Wakil Ketua FORPEDA Langkat, Aulia Zulkhairi, mengungkapkan bahwa pihaknya telah mengantongi data dan mengindikasikan adanya aktivitas penyalahgunaan serta penimbunan BBM jenis solar subsidi di Dusun 5 Batu 10, Desa Besilam, Kecamatan Padang Tualang.
"Berdasarkan informasi dan pemantauan di lapangan, terdapat indikasi kuat lokasi penimbunan solar subsidi di Dusun 5 Batu 10, Desa Besilam. Dugaan kegiatan ini dikelola oleh oknum berinisial H (sekitar umur 29–30 tahun). Modus operandi yang digunakan yaitu memanfaatkan unit kendaraan jenis Toyota Innova untuk melakukan pelangsiran BBM solar dari SPBU secara berulang," tegas Aulia Zulkhairi dalam keterangan persnya.
FORPEDA Langkat mengecam keras tindakan spekulatif dan penyalahgunaan BBM bersubsidi ini. Aulia menambahkan bahwa tindakan pengangsiran dan penimbunan BBM bersubsidi merupakan pelanggaran berat terhadap Undang-Undang Nomor 22 Tahun 2001 tentang Minyak dan Gas Bumi sebagaimana telah diubah dalam UU Nomor 6 Tahun 2023 tentang Cipta Kerja.
Atas temuan tersebut, FORPEDA Langkat menyampaikan beberapa tuntutan tegas:
Kepada Polres Langkat dan Polda Sumatera Utara: Segera turun ke lokasi di Dusun 5 Batu 10 Desa Besilam untuk melakukan penyelidikan, penindakan hukum, serta menyegel lokasi yang terindikasi menjadi tempat penimbunan BBM subsidi tersebut.
Usut Tuntas Aktor dan Moda Operasi: Memproses hukum terduga pengelola berinisial H beserta armada kendaraan yang digunakan untuk melangsir, serta membongkar rantai pasokan dan keterlibatan oknum SPBU jika terbukti menyalurkan BBM secara tidak sah.
Kepada Pihak Pertamina: Melakukan evaluasi mendalam dan memberikan sanksi tegas terhadap SPBU di wilayah Padang Tualang dan sekitarnya yang membiarkan praktik pengangsiran BBM menggunakan mobil pribadi secara tidak wajar.
"BBM subsidi adalah hak rakyat kecil yang dibiayai oleh uang negara.

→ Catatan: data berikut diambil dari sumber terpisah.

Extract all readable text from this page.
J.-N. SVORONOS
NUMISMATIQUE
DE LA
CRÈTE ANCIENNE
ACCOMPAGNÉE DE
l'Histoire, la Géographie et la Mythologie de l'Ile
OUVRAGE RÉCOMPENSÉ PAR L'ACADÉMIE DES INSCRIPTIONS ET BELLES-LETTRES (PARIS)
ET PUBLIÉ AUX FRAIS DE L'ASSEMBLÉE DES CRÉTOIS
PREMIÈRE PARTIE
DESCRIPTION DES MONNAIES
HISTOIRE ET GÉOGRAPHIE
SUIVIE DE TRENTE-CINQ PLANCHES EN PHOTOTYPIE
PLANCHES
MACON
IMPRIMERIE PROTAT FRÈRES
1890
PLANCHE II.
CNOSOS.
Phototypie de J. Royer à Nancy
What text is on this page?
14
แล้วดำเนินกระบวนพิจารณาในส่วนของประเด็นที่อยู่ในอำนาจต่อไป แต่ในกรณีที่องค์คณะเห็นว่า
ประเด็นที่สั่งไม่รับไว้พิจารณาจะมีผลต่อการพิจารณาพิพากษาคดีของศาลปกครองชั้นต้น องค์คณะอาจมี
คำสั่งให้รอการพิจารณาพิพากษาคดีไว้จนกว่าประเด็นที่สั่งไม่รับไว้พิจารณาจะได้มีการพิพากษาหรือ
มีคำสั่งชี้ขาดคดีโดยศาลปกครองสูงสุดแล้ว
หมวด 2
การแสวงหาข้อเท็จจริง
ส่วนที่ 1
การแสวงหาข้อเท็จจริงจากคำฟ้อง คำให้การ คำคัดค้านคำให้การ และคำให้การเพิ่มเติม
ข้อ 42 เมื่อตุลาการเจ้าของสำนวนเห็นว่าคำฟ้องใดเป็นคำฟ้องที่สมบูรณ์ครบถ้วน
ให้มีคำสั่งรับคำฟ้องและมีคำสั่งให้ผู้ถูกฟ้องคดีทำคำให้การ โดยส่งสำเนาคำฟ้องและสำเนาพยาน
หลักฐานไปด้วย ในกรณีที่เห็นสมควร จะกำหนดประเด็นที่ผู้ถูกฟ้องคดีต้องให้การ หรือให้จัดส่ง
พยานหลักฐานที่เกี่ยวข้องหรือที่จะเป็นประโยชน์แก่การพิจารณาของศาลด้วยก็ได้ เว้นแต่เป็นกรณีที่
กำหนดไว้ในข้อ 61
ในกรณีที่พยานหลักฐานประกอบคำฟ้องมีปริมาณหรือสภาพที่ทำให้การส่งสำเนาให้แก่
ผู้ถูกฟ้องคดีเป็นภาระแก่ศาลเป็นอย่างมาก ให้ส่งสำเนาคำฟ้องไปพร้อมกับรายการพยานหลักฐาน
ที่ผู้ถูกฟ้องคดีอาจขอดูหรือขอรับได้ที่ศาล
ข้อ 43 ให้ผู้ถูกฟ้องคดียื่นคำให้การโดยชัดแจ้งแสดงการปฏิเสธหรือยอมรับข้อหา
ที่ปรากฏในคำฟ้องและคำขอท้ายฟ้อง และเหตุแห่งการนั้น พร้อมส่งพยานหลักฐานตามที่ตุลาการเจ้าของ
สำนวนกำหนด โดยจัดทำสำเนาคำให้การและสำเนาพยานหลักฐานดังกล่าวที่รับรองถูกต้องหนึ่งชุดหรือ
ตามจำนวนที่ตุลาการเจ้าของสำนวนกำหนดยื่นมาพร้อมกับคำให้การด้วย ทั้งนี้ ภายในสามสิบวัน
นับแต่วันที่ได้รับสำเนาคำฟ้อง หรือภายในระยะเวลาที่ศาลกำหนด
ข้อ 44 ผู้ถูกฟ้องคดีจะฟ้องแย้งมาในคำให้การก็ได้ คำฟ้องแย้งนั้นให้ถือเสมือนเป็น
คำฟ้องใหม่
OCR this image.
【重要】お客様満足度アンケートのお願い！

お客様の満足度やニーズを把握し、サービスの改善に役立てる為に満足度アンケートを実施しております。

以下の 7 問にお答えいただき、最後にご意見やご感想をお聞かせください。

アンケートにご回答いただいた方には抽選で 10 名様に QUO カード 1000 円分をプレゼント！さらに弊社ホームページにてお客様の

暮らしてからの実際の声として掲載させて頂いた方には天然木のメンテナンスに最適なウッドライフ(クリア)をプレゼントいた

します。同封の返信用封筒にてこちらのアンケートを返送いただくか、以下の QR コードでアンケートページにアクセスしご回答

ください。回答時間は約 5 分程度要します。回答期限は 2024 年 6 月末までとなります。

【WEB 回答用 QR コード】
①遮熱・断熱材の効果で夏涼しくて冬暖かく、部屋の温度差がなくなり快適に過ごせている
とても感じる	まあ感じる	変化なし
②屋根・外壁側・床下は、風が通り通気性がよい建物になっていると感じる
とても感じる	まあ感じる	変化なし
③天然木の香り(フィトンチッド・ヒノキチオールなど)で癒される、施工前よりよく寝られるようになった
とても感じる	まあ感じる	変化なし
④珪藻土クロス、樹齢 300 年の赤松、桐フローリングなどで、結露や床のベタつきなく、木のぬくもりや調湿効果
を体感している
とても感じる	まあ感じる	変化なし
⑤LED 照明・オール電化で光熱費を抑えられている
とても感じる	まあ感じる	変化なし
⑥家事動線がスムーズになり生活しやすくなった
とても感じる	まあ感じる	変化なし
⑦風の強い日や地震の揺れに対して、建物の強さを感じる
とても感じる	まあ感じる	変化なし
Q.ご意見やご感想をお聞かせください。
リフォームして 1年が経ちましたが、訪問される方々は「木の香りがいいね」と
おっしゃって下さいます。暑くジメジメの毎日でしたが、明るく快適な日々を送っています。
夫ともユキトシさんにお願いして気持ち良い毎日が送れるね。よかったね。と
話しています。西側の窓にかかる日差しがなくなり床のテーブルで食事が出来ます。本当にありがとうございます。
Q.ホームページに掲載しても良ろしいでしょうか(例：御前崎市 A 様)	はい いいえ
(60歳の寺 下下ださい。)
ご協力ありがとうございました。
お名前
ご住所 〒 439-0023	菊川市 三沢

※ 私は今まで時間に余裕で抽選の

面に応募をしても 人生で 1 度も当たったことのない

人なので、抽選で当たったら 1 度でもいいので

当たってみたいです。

Kami tidak akan tinggal diam melihat barang subsidi dipenjarakan oleh oknum-oknum demi keuntungan pribadi. Jika dalam waktu dekat tidak ada tindakan konkret dari aparat penegak hukum, FORPEDA Langkat siap mengawal kasus ini hingga ke tingkat pimpinan kepolisian yang lebih tinggi," tutup Aulia.